By Jillian Langford
I am the daughter of a newspaper copy editor. Growing up with a father whose job it was to literally read the newspaper front to back everyday meant that my own childhood was filled with conversations about current events, politics, and news about the world. It was not uncommon to find articles on the same topic from three or four different news sources on the kitchen table in the morning, each showing a different perspective or angle.
I was fortunate to grow up in a family that valued and acknowledged differences. Even if my dad preferred one news outlet to another, he instilled in me the importance of looking at the same story from a different perspective. Only when seeing the story from multiple angles can we see the full picture.
Although I was raised learning to see different perspectives, especially when it comes to the news, I cannot help but find myself prone to anger and frustration by the headlines I read on my phone each morning, and the podcasts that report the division occurring in my country and the world. Although I continue to do my best to see both sides of the same story, I find myself seeing anger, frustration, and even hate from both sides, no matter where I look. Seeing my friends and family debating one another online, protesting in the streets while others celebrate, and mixing mourning with celebration has left me finding it harder to see the whole picture, and wanting to just throw in the towel and pick “my side” to fight on.

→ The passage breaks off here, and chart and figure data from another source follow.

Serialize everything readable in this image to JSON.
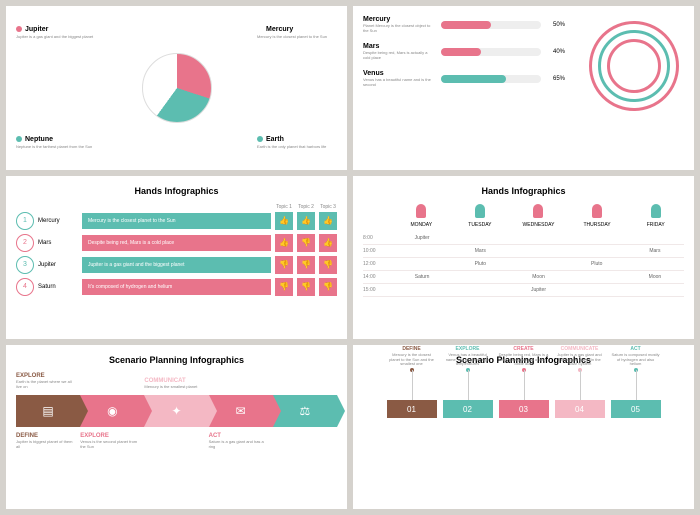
{
  "colors": {
    "pink": "#e8748b",
    "teal": "#5cbdb0",
    "brown": "#8a5a44",
    "gray": "#aaa",
    "lightpink": "#f4b8c4"
  },
  "s1": {
    "legends": [
      {
        "dot": "#e8748b",
        "title": "Jupiter",
        "desc": "Jupiter is a gas giant and the biggest planet",
        "pos": "top:20px;left:10px"
      },
      {
        "dot": "#5cbdb0",
        "title": "Neptune",
        "desc": "Neptune is the farthest planet from the Sun",
        "pos": "bottom:20px;left:10px"
      },
      {
        "dot": "#fff",
        "title": "Mercury",
        "desc": "Mercury is the closest planet to the Sun",
        "pos": "top:20px;right:10px",
        "border": "1px solid #ccc"
      },
      {
        "dot": "#5cbdb0",
        "title": "Earth",
        "desc": "Earth is the only planet that harbors life",
        "pos": "bottom:20px;right:10px"
      }
    ]
  },
  "s2": {
    "items": [
      {
        "title": "Mercury",
        "desc": "Planet Mercury is the closest object to the Sun",
        "pct": 50,
        "color": "#e8748b"
      },
      {
        "title": "Mars",
        "desc": "Despite being red, Mars is actually a cold place",
        "pct": 40,
        "color": "#e8748b"
      },
      {
        "title": "Venus",
        "desc": "Venus has a beautiful name and is the second",
        "pct": 65,
        "color": "#5cbdb0"
      }
    ]
  },
  "s3": {
    "title": "Hands Infographics",
    "topics": [
      "Topic 1",
      "Topic 2",
      "Topic 3"
    ],
    "rows": [
      {
        "n": "1",
        "name": "Mercury",
        "text": "Mercury is the closest planet to the Sun",
        "color": "#5cbdb0",
        "thumbs": [
          "#5cbdb0",
          "#5cbdb0",
          "#5cbdb0"
        ],
        "dir": [
          "↑",
          "↑",
          "↑"
        ]
      },
      {
        "n": "2",
        "name": "Mars",
        "text": "Despite being red, Mars is a cold place",
        "color": "#e8748b",
        "thumbs": [
          "#e8748b",
          "#e8748b",
          "#e8748b"
        ],
        "dir": [
          "↑",
          "↓",
          "↑"
        ]
      },
      {
        "n": "3",
        "name": "Jupiter",
        "text": "Jupiter is a gas giant and the biggest planet",
        "color": "#5cbdb0",
        "thumbs": [
          "#e8748b",
          "#e8748b",
          "#e8748b"
        ],
        "dir": [
          "↓",
          "↓",
          "↓"
        ]
      },
      {
        "n": "4",
        "name": "Saturn",
        "text": "It's composed of hydrogen and helium",
        "color": "#e8748b",
        "thumbs": [
          "#e8748b",
          "#e8748b",
          "#e8748b"
        ],
        "dir": [
          "↓",
          "↓",
          "↓"
        ]
      }
    ]
  },
  "s4": {
    "title": "Hands Infographics",
    "days": [
      "MONDAY",
      "TUESDAY",
      "WEDNESDAY",
      "THURSDAY",
      "FRIDAY"
    ],
    "nailColors": [
      "#e8748b",
      "#5cbdb0",
      "#e8748b",
      "#e8748b",
      "#5cbdb0"
    ],
    "rows": [
      {
        "t": "8:00",
        "c": [
          "Jupiter",
          "",
          "",
          "",
          ""
        ]
      },
      {
        "t": "10:00",
        "c": [
          "",
          "Mars",
          "",
          "",
          "Mars"
        ]
      },
      {
        "t": "12:00",
        "c": [
          "",
          "Pluto",
          "",
          "Pluto",
          ""
        ]
      },
      {
        "t": "14:00",
        "c": [
          "Saturn",
          "",
          "Moon",
          "",
          "Moon"
        ]
      },
      {
        "t": "15:00",
        "c": [
          "",
          "",
          "Jupiter",
          "",
          ""
        ]
      }
    ]
  },
  "s5": {
    "title": "Scenario Planning Infographics",
    "steps": [
      {
        "color": "#8a5a44",
        "icon": "▤",
        "top": {
          "h": "EXPLORE",
          "p": "Earth is the planet where we all live on"
        },
        "bot": {
          "h": "DEFINE",
          "p": "Jupiter is biggest planet of them all"
        }
      },
      {
        "color": "#e8748b",
        "icon": "◉",
        "top": null,
        "bot": {
          "h": "EXPLORE",
          "p": "Venus is the second planet from the Sun"
        }
      },
      {
        "color": "#f4b8c4",
        "icon": "✦",
        "top": {
          "h": "COMMUNICAT",
          "p": "Mercury is the smallest planet"
        },
        "bot": null
      },
      {
        "color": "#e8748b",
        "icon": "✉",
        "top": null,
        "bot": {
          "h": "ACT",
          "p": "Saturn is a gas giant and has a ring"
        }
      },
      {
        "color": "#5cbdb0",
        "icon": "⚖",
        "top": null,
        "bot": null
      }
    ]
  },
  "s6": {
    "title": "Scenario Planning Infographics",
    "items": [
      {
        "n": "01",
        "color": "#8a5a44",
        "h": "DEFINE",
        "p": "Mercury is the closest planet to the Sun and the smallest one"
      },
      {
        "n": "02",
        "color": "#5cbdb0",
        "h": "EXPLORE",
        "p": "Venus has a beautiful name, but also very high temperatures"
      },
      {
        "n": "03",
        "color": "#e8748b",
        "h": "CREATE",
        "p": "Despite being red, Mars is a very cold place full of iron oxide dust"
      },
      {
        "n": "04",
        "color": "#f4b8c4",
        "h": "COMMUNICATE",
        "p": "Jupiter is a gas giant and the biggest planet in the Solar System"
      },
      {
        "n": "05",
        "color": "#5cbdb0",
        "h": "ACT",
        "p": "Saturn is composed mostly of hydrogen and also helium"
      }
    ]
  }
}
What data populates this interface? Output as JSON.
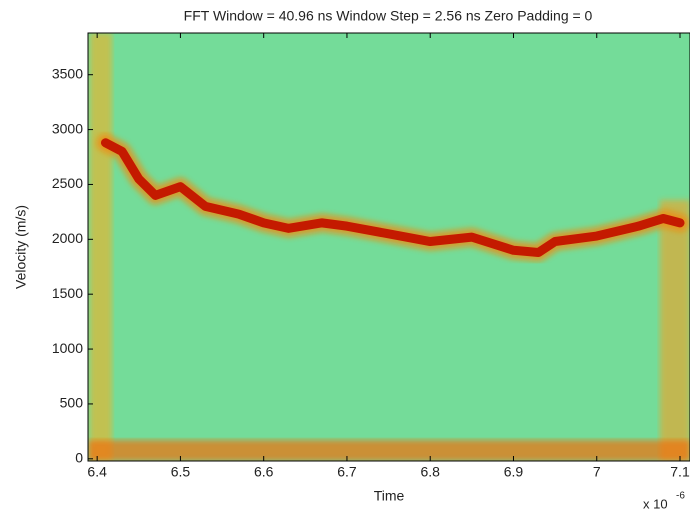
{
  "chart_data": {
    "type": "line",
    "title": "FFT Window = 40.96 ns Window Step = 2.56 ns Zero Padding  = 0",
    "x_label": "Time",
    "y_label": "Velocity (m/s)",
    "x_multiplier": "x 10",
    "x_multiplier_exponent": "-6",
    "x": [
      6.41,
      6.43,
      6.45,
      6.47,
      6.5,
      6.53,
      6.57,
      6.6,
      6.63,
      6.67,
      6.7,
      6.75,
      6.8,
      6.85,
      6.9,
      6.93,
      6.95,
      7.0,
      7.05,
      7.08,
      7.1
    ],
    "series": [
      {
        "color": "#c41a00",
        "values": [
          2880,
          2800,
          2550,
          2400,
          2480,
          2300,
          2230,
          2150,
          2100,
          2150,
          2120,
          2050,
          1980,
          2020,
          1900,
          1880,
          1980,
          2030,
          2120,
          2190,
          2150
        ]
      }
    ],
    "xlim": [
      6.389,
      7.112
    ],
    "ylim": [
      -20,
      3880
    ],
    "xticks": [
      6.4,
      6.5,
      6.6,
      6.7,
      6.8,
      6.9,
      7,
      7.1
    ],
    "yticks": [
      0,
      500,
      1000,
      1500,
      2000,
      2500,
      3000,
      3500
    ]
  }
}
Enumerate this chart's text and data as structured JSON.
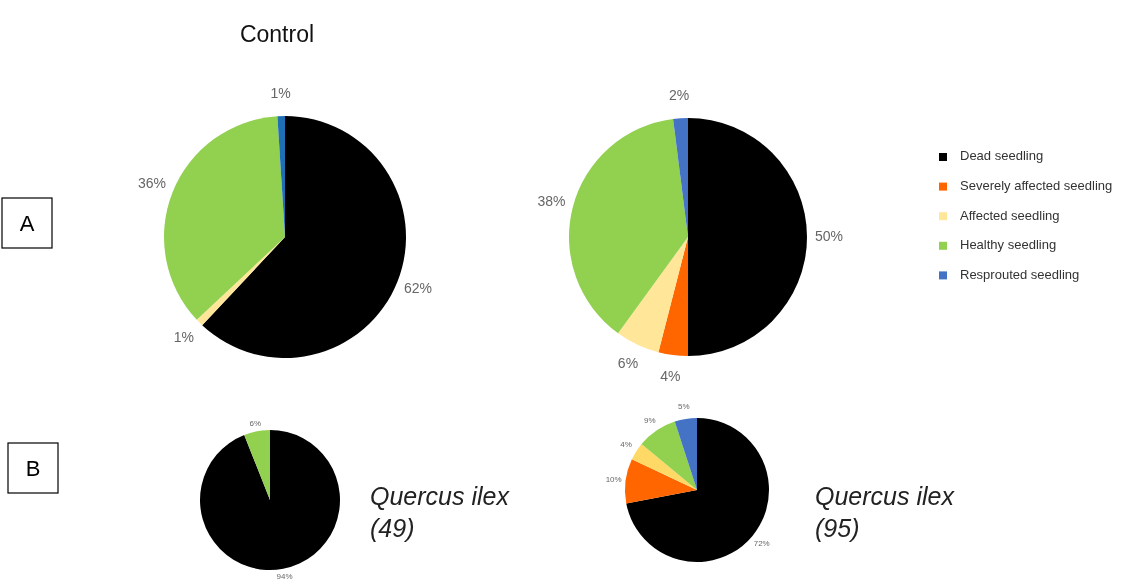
{
  "chart_data": [
    {
      "type": "pie",
      "title": "Control",
      "categories": [
        null,
        null,
        null,
        null
      ],
      "values": [
        62,
        1,
        36,
        1
      ],
      "value_labels": [
        "62%",
        "1%",
        "36%",
        "1%"
      ],
      "colors": [
        "#000000",
        "#ffe699",
        "#92d050",
        "#1f6fb5"
      ],
      "legend": false,
      "annotations": [
        "A"
      ]
    },
    {
      "type": "pie",
      "categories": [
        "Dead seedling",
        "Severely affected seedling",
        "Affected seedling",
        "Healthy seedling",
        "Resprouted seedling"
      ],
      "values": [
        50,
        4,
        6,
        38,
        2
      ],
      "value_labels": [
        "50%",
        "4%",
        "6%",
        "38%",
        "2%"
      ],
      "colors": [
        "#000000",
        "#ff6600",
        "#ffe699",
        "#92d050",
        "#4472c4"
      ],
      "legend": "right"
    },
    {
      "type": "pie",
      "categories": [
        null,
        null
      ],
      "values": [
        94,
        6
      ],
      "value_labels": [
        "94%",
        "6%"
      ],
      "colors": [
        "#000000",
        "#92d050"
      ],
      "legend": false,
      "annotations": [
        "B",
        "Quercus ilex (49)"
      ]
    },
    {
      "type": "pie",
      "categories": [
        null,
        null,
        null,
        null,
        null
      ],
      "values": [
        72,
        10,
        4,
        9,
        5
      ],
      "value_labels": [
        "72%",
        "10%",
        "4%",
        "9%",
        "5%"
      ],
      "colors": [
        "#000000",
        "#ff6600",
        "#ffd966",
        "#92d050",
        "#4472c4"
      ],
      "legend": false,
      "annotations": [
        "Quercus ilex (95)"
      ]
    }
  ]
}
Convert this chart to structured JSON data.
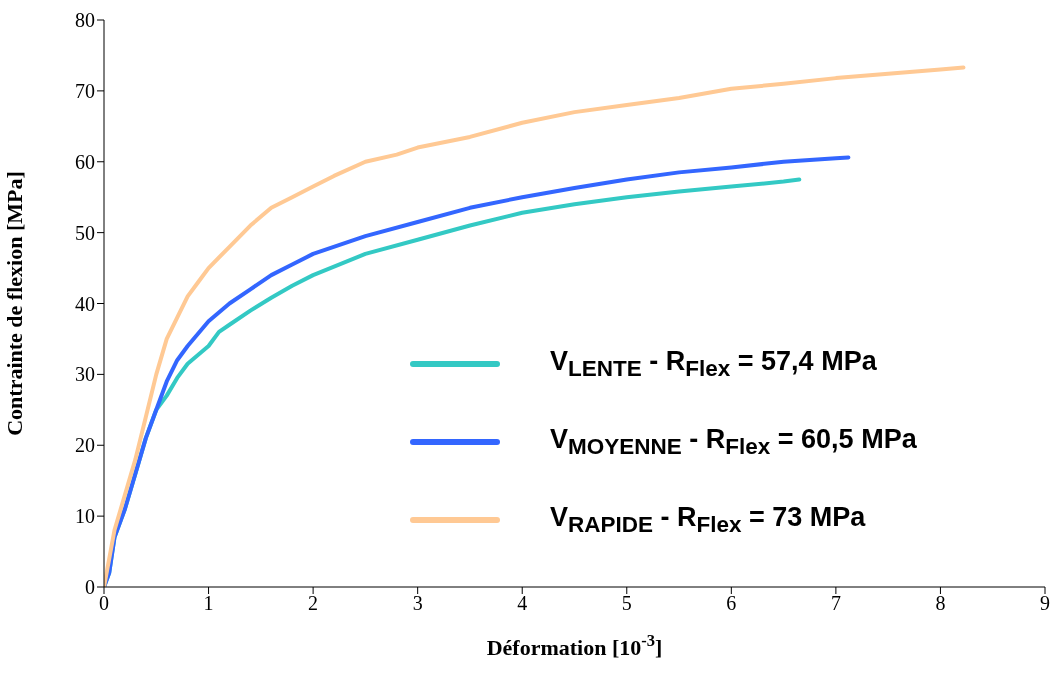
{
  "chart_data": {
    "type": "line",
    "xlabel": "Déformation [10$^{-3}$]",
    "ylabel": "Contrainte de flexion [MPa]",
    "xlim": [
      0,
      9
    ],
    "xticks": [
      0,
      1,
      2,
      3,
      4,
      5,
      6,
      7,
      8,
      9
    ],
    "ylim": [
      0,
      80
    ],
    "yticks": [
      0,
      10,
      20,
      30,
      40,
      50,
      60,
      70,
      80
    ],
    "grid": false,
    "legend": "right",
    "marker": "none",
    "line_style": "solid",
    "series": [
      {
        "name": "V$_{LENTE}$ - R$_{Flex}$ = 57,4 MPa",
        "color": "#33c9c4",
        "x": [
          0,
          0.05,
          0.1,
          0.2,
          0.3,
          0.4,
          0.5,
          0.6,
          0.7,
          0.8,
          1.0,
          1.1,
          1.2,
          1.4,
          1.6,
          1.8,
          2.0,
          2.5,
          3.0,
          3.5,
          4.0,
          4.5,
          5.0,
          5.5,
          6.0,
          6.5,
          6.65
        ],
        "values": [
          0,
          2,
          7,
          11,
          16,
          21,
          25,
          27,
          29.5,
          31.5,
          34,
          36,
          37,
          39,
          40.8,
          42.5,
          44,
          47,
          49,
          51,
          52.8,
          54,
          55,
          55.8,
          56.5,
          57.2,
          57.5
        ]
      },
      {
        "name": "V$_{MOYENNE}$ - R$_{Flex}$ = 60,5 MPa",
        "color": "#3366ff",
        "x": [
          0,
          0.05,
          0.1,
          0.2,
          0.3,
          0.4,
          0.5,
          0.6,
          0.7,
          0.8,
          1.0,
          1.2,
          1.4,
          1.6,
          1.8,
          2.0,
          2.5,
          3.0,
          3.5,
          4.0,
          4.5,
          5.0,
          5.5,
          6.0,
          6.5,
          7.0,
          7.12
        ],
        "values": [
          0,
          2,
          7,
          11,
          16,
          21,
          25,
          29,
          32,
          34,
          37.5,
          40,
          42,
          44,
          45.5,
          47,
          49.5,
          51.5,
          53.5,
          55,
          56.3,
          57.5,
          58.5,
          59.2,
          60,
          60.5,
          60.6
        ]
      },
      {
        "name": "V$_{RAPIDE}$ - R$_{Flex}$ = 73 MPa",
        "color": "#ffc994",
        "x": [
          0,
          0.1,
          0.2,
          0.3,
          0.4,
          0.5,
          0.6,
          0.7,
          0.8,
          0.9,
          1.0,
          1.2,
          1.4,
          1.6,
          1.8,
          2.0,
          2.2,
          2.5,
          2.8,
          3.0,
          3.5,
          4.0,
          4.5,
          5.0,
          5.5,
          6.0,
          6.5,
          7.0,
          7.5,
          8.0,
          8.22
        ],
        "values": [
          0,
          8,
          13,
          18,
          24,
          30,
          35,
          38,
          41,
          43,
          45,
          48,
          51,
          53.5,
          55,
          56.5,
          58,
          60,
          61,
          62,
          63.5,
          65.5,
          67,
          68,
          69,
          70.3,
          71,
          71.8,
          72.4,
          73,
          73.3
        ]
      }
    ]
  }
}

These headlines, and our reactions to them, reveal that we are living in a deeply divided culture. Division leaves us filled with frustration, anger, and hopelessness. This is because our world is not meant to be fractured and divided, but the very evolutionary nature of the cosmos points to fulfillment from movement toward a deeper union in love.
In her most recent article for the Center for Christogenesis website, ‘Gun Violence and Technology,’ Ilia Delio wrote: “The world is in process of becoming something more than what it is, but it takes a conscious awareness of belonging to the cosmic whole in order to help creatively evolve towards greater wholeness. We cannot begin to know this wholeness if we are constantly distracted, self-promoting and self-justified in every thought and action. If we do not contribute to the ongoing evolution of the whole, in which God is the vitalizing center, we will be its breakdown.”
In the midst of deep division, it is easy for our first reaction to be anger. While these emotions can certainly feel justified given the circumstances, what is even more necessary than immediate emotional response is deep thought that leads to actions that facilitate wholeness and complexity. Teilhard de Chardin wrote about how persons are evolution become conscious of itself. In and through deep thought, not only do we reflect on the world in its current state, but we are able to begin seeing the whole and contributing to the creation of the universe through our reflections. If Teilhard is right, and we are truly evolution becoming conscious of itself, our actions, responses, and emotions play a role in the formation and evolution of the world as we know it. Our task, especially when navigating the sea of ominous headlines, is to reflect, think deeply, and direct our lives toward the wholeness that we see lacking around us as evolution conscious of itself. Only then can we act as co-creators together with God in an evolving world, and realize the wholeness for which we are longing.